To support incoming feature deployments through the weekend, we established a continuous deployment procedure via Google Cloud Build's (GCP) Build Triggers. The triggers detect code pushes to the main branch of our GitHub repository and based on the steps specified within a yaml file, separately containerize the web and application servers. Then these images are pushed to the GCP Container Registry and finally redeployed to two separate Compute Engine VM Instances communicating via the nginx reverse-proxy.

Testing

We added testing for our backend endpoints using Jest. We made calls to the backend server and received the responses from it. Mocks are used and the returned responses from the server are compared to them using assertions.

Challenges we ran into

  • Janhavi - After working on some intense school projects for the last few weeks, it was definitely a challenge to keep the productivity up, but the learning outcome kept me going.

  • Jigyasa - Being the first Hackathon I participated in, it was a challenge learning and implementing a lot of new things at once. Being an analytical person, it was a challenge to decide on things so quickly and start implementing before going deep into the reasons.

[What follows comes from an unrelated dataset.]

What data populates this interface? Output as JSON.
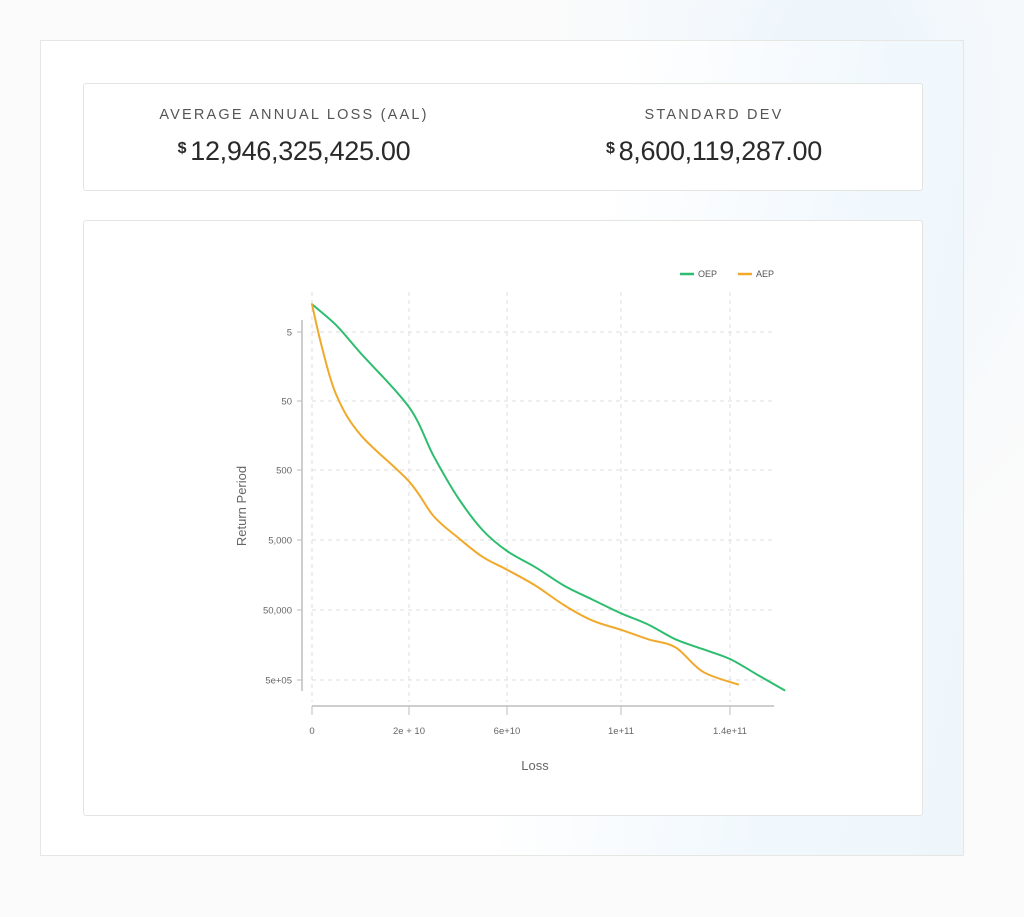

  • Shreyas - There were many issues with getting react-leaflet to work properly due to component state and events not being handled properly. Also, although it doesn't seem like it on first glance, there is a lot of data travelling within the various parts of our application and managing it and ensuring all the data is correct and handling edge cases was a challenge.

  • Abhishek - I faced some issues in trying to hide away sensitive information from our public repo whilst enabling our continuous deployment process which required that info. Ultimately achieved a way through environment variables in the Build Triggers.

Accomplishments that we're proud of

We are all very proud of our teamwork and ability to bring our skillsets together to create something we really feel like we need and many others need as well. Despite having some team members remote, we were able to align, assign, and accomplish.

We are also very proud of the fact that we not only developed an app, but were also able to deploy it successfully in the given timeframe; enabling users to actually use it and benefit from our solution.

What we learned

  • Jigyasa (Backend Dev) - I was introduced to a full web development environment for the first time. Testing using Jest was something new and exciting as well. Learning about nearby search on google maps platform was another learning achievement as I had previously not exposed myself to the google developers.

  • Rajath (Testing and Backend Dev) - Learned about Google Places and Geocode APIs and about backend server- nodejs and express along with Jest package for testing using mock objects.

  • Janhavi (Design and Full Stack Development) - Learnt about the front-end and back-end integration and react front end

  • Abhishek (DevOps) - I learned about the amazing effects of material-ui as well as about development with react hooks and memos.

  • Shreyas (Full Stack Dev and Architecture) - Learnt how to create map containers using react-leaflet, interacting with and consuming the Google Places and Geocode APIs

What's next for Mapnimity

The subsequent versions of the app would allow the user to find more than just restaurants. The user would be able to search for rec centres, bowling alleys, movie theatres, night clubs, etc. Additional features include sorting and filtering by ratings, price levels, popularity, opening and closing times, and more. Going forward, we would like to take a more test driven development approach for the backend and component driven development with storybook for the frontend. To support continuous integration of features, our cloud deployment pipeline would be expanded to include Build Triggers on each PR that are specifically meant to build and run tests through Dockerfile.dev containers.